It’s Not a Mystery! International Spy Museum Tops Out

Located a L'Enfant Plaza, the 140,000-square-foot facility is situated between the National Mall and the Southwest Waterfront’s Wharf in Washington, D.C.

The 140,000-square-foot International Spy Museum being built in Washington, D.C., passed a milestone this week as Clark Construction Group completed the structural steel work and topped out the facility that will be located in a new home at L’Enfant Plaza, between the National Mall and the Southwest Waterfront’s Wharf.

International Spy Museum
International Spy Museum

Construction of the new museum along 10th Street SW is part of an effort by District officials to rejuvenate the L’Enfant Plaza and 10th Street area and also keep the popular museum in the city. It is currently located in smaller quarters at 800 F St.
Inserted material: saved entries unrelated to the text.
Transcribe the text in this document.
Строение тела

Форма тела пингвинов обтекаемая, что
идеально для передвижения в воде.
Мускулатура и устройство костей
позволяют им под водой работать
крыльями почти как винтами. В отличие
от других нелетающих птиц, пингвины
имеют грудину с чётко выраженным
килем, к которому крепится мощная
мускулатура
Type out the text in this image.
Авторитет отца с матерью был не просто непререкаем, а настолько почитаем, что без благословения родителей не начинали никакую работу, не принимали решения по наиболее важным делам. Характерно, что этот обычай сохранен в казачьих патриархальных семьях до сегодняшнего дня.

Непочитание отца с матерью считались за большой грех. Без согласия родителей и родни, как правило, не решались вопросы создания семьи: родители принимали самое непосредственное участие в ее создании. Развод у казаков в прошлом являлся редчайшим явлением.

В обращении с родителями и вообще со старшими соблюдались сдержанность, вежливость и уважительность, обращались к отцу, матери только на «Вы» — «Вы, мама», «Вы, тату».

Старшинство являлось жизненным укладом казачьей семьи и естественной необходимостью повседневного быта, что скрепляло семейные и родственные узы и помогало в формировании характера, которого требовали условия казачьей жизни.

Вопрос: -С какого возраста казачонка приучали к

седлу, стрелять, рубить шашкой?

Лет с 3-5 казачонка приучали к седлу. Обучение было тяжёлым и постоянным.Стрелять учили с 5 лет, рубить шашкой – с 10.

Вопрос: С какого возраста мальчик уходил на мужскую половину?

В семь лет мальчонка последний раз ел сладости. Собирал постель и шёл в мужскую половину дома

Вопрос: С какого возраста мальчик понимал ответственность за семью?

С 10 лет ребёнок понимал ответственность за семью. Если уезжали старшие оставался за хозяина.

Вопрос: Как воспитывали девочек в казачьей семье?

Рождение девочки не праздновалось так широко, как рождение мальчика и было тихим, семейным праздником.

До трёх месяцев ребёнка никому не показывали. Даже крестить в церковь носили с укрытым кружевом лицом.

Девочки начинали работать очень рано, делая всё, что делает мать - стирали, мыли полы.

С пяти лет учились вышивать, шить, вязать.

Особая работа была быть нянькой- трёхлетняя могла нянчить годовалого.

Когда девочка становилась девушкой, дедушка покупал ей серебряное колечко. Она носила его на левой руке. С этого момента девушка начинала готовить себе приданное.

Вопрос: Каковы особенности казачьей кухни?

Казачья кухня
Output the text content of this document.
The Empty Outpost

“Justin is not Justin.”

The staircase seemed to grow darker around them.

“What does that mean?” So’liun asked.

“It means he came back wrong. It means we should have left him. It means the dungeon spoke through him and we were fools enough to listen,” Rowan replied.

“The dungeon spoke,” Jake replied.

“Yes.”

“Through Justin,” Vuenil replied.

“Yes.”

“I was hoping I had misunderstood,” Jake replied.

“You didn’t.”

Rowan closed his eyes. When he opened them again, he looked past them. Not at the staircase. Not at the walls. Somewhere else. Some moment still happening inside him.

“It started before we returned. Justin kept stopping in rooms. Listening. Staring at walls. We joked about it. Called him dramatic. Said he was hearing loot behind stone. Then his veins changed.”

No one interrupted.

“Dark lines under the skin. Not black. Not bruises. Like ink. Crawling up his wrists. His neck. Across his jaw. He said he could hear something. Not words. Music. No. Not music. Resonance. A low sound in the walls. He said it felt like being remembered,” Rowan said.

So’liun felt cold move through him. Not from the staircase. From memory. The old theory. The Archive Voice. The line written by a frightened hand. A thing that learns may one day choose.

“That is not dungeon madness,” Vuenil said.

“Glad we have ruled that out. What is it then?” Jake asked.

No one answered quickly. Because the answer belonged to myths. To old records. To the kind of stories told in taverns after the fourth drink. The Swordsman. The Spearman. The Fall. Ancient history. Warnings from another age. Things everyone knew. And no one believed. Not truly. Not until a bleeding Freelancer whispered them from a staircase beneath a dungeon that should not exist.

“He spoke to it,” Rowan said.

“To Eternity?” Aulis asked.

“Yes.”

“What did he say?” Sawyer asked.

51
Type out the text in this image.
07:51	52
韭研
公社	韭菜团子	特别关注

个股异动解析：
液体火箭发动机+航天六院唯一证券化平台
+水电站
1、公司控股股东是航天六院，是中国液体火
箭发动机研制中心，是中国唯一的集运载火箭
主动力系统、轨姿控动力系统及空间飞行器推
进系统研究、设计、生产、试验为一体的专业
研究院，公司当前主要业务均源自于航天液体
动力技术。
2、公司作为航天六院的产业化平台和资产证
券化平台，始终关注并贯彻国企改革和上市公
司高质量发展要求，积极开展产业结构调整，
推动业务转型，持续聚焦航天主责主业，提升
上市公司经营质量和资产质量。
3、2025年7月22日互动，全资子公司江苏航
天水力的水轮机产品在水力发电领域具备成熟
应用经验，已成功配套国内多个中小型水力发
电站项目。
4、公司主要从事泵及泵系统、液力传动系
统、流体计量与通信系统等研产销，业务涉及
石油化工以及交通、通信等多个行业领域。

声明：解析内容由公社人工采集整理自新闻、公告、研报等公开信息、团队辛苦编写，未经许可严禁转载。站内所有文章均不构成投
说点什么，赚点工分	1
NW, but expected to move to the new site in the summer of 2018.

“The new Spy Museum will be a welcome addition to Southwest as we continue to attract businesses and expand economic opportunity,” District of Columbia Mayor Muriel Bowser said in a prepared statement in June, when museum officials and its founding entity, Malrite Co., reached an agreement with The JBG Cos. to relocate the museum to a newly constructed building at L’Enfant Plaza. JBG, a Chevy Chase, Md.-based private real estate investment and development firm which owns numerous properties in L’Enfant Plaza, is acting as the project manager for the owners during the construction.

“Our relationship with the Spy Museum is an exciting new phase in our revitalization of L’Enfant Plaza. The addition of this popular cultural attraction will be a further catalyst to our investment in making L’Enfant Plaza a dynamic and active destination for workers and tourists alike,” JBG Principal Britt Snider said in prepared remarks.

Also part of the team is London-based architects Rogers Stirk Harbour + Partners, which created a distinctive design for the building, and Hickok Cole Architects, the architect of record for the project. The SK&A Group is the project’s structural steel engineer.

The design features a glass “veil” suspended in front of an enclosed “black box” exhibition space that will allow the movement of people to be visible inside and outside, reflecting the spy theme of hiding in plain sight, according to the museum officials.

Clark Construction, a Bethesda, Md.-based civil construction firm that builds major projects throughout the United States, noted the superstructure of the museum is now complete. The team is installing drywall in preparation to wrap the building in a metal panel system that will support the 60-foot glass veil.

Clark is also working on the Museum of the Bible, a more than $400 million project expected to open in the fall at 400 Fourth St. SW in an eight-story, 430,000-square-foot facility that will house Bible collections and other religious manuscripts. Part of the museum will be located in a restored historic warehouse at the site.

The construction company was also part of a team that built the National Museum of African American History and Culture, a 409,000-square-foot structure that opened in September on the National Mall adjacent to the Washington Monument. Clark has worked on numerous projects for the Smithsonian Institution, including the National Museum of the American Indian and an expansion at the National Museum of Natural History.